Responding to the news of the planned strike action, Michael Kill from the Night Time Industries Association told reporters: “The announcement of UK-wide train strikes has sent a shockwave throughout the industry, over concerns for staff and public safety, and the potential impact on trade. Limited rail services across the UK will leave many stranded at night, compromising safety with very few alternative transport services available”.

“The transport infrastructure within the night-time economy is vitally important to our recovery post pandemic”, he added, “particularly as we move into peak summer season for festival and events, and a critical time for tourism, who rely heavily on public transport”.

Meanwhile, Jon Collins, CEO of live sector trade group LIVE, said: “While we recognise the legitimacy of this action, a large proportion of live music fans, artists and staff are completely reliant on the rail network to get them to events safely”.

“Like the rail sector”, he added “our industry remains incredibly fragile post pandemic and this action threatens several large gigs and festivals, many of which are back up and running for the first time in two years.

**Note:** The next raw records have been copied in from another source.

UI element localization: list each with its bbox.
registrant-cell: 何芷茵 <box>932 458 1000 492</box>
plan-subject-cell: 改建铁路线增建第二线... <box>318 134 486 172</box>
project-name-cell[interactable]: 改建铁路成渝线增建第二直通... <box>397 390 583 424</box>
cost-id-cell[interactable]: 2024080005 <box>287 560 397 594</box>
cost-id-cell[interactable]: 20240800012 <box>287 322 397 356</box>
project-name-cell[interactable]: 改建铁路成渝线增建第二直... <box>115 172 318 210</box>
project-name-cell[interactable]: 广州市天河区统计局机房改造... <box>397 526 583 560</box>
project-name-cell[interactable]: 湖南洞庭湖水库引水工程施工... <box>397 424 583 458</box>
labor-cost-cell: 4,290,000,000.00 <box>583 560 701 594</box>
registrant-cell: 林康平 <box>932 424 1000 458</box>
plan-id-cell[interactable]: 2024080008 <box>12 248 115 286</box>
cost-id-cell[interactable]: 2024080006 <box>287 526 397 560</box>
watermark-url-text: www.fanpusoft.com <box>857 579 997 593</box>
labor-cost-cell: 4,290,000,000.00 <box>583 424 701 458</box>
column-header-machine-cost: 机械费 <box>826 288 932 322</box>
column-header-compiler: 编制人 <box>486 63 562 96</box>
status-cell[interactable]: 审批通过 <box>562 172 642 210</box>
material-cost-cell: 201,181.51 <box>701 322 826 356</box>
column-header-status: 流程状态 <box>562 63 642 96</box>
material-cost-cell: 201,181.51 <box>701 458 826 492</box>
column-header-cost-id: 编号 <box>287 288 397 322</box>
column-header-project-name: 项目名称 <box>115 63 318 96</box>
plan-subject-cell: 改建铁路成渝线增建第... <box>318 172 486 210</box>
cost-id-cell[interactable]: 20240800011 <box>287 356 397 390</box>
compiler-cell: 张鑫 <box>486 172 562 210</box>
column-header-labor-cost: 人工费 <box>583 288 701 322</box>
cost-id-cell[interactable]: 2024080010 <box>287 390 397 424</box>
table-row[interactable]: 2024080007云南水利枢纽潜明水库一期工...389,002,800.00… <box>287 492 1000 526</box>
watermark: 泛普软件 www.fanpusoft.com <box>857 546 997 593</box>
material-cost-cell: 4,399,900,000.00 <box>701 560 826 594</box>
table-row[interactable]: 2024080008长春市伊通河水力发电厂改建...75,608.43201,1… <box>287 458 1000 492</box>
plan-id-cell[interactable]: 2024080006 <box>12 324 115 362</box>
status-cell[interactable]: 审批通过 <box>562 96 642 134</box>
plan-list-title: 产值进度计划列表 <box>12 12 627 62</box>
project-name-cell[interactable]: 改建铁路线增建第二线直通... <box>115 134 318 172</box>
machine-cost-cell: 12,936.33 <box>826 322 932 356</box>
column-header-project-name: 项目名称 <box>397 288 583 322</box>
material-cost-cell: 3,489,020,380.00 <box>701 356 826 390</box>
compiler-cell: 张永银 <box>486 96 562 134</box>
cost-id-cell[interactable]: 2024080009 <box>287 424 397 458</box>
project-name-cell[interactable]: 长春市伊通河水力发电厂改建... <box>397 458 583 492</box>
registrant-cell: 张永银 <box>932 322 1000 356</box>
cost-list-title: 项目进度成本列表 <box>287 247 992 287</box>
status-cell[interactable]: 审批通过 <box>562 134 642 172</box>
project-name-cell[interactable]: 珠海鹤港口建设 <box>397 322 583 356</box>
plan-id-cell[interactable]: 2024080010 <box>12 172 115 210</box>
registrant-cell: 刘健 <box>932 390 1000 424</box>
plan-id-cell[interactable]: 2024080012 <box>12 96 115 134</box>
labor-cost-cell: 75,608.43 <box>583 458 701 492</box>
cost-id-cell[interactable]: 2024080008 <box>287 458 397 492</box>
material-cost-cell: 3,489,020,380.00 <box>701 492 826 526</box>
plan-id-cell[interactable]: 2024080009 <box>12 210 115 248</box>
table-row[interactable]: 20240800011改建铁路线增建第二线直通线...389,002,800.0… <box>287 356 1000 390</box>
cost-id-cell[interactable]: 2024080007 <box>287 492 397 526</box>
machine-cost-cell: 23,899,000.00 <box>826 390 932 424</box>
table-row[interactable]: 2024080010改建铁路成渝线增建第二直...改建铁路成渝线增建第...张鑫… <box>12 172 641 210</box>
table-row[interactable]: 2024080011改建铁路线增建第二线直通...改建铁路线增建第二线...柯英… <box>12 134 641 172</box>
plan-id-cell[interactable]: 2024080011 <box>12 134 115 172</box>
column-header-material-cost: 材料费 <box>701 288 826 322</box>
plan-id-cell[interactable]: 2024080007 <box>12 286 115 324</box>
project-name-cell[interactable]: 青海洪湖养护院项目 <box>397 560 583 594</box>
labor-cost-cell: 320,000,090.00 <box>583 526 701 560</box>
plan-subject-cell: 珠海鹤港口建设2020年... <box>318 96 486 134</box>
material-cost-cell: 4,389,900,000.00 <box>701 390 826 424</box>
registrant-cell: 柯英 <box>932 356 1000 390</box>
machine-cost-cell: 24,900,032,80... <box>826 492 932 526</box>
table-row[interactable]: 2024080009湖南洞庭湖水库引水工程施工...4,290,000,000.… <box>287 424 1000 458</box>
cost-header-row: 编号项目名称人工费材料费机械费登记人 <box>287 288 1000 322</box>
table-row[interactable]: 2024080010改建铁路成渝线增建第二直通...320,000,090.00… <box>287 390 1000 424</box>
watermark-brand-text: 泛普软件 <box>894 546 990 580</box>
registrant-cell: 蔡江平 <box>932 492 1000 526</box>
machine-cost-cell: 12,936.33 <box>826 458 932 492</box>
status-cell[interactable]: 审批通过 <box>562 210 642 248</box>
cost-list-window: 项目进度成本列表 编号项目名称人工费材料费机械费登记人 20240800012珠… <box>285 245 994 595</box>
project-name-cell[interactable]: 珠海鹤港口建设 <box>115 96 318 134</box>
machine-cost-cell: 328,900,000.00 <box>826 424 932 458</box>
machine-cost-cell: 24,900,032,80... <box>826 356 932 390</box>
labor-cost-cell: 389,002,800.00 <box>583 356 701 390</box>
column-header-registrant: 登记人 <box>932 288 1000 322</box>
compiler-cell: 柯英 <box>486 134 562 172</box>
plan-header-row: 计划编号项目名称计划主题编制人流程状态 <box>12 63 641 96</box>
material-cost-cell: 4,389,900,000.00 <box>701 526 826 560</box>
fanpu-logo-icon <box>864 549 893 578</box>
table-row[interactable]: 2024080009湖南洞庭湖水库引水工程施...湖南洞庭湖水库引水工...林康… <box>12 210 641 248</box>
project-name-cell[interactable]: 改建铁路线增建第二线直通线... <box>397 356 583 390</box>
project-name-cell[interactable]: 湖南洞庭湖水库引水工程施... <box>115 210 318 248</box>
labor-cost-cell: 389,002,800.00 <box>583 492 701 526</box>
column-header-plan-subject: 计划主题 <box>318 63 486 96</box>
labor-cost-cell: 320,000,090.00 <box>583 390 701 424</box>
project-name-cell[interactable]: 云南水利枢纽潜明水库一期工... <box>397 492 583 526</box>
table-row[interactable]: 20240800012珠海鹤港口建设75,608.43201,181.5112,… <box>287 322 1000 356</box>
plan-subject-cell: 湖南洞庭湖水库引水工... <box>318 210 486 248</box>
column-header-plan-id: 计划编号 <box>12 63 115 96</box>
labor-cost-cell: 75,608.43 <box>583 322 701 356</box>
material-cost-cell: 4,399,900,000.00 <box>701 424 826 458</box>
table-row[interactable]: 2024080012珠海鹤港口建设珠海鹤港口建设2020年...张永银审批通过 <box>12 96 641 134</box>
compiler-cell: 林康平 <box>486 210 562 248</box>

We urge both government and the RMT to get back around the table and resolve the dispute before the proposed disruption further damages the rest of the UK economy”.

Justifying the strike action, RMT General Secretary Mick Lynch said: “Railway workers have been treated appallingly and despite our best efforts in negotiations, the rail industry with the support of the government has failed to take their concerns seriously”.

“We have a cost-of-living crisis, and it is unacceptable for railway workers to either lose their jobs or face another year of a pay freeze when inflation is at 11.1% and rising. Our union will now embark on a sustained campaign of industrial action which will shut down the railway system”.

“Rail companies are making at least £500 million a year in profits, whilst fat cat rail bosses have been paid millions during the COVID-19 pandemic”, he added. “This unfairness is fuelling our members’ anger and their determination to win a fair settlement”.

The strike action involves employees at thirteen different train companies that operate services across England, as well as workers at the state-owned Network Rail, which manages the tracks. Because Network Rail workers will be on strike, impacting on signalling, the action will likely also affect the services of train companies where employees are not directly striking, including in Scotland and Wales.

Speaking for the railway sector, Network Rail CEO Andrew Haines insisted that talks will continue with the RMT with the hope of finding a settlement that could stop the strikes from going ahead. He said: “There are two weeks until the first strike is planned. We will use this time to keep talking to our unions and, through compromise and common sense on both sides, we hope to find a solution and avoid the damage that strike action would cause all involved”.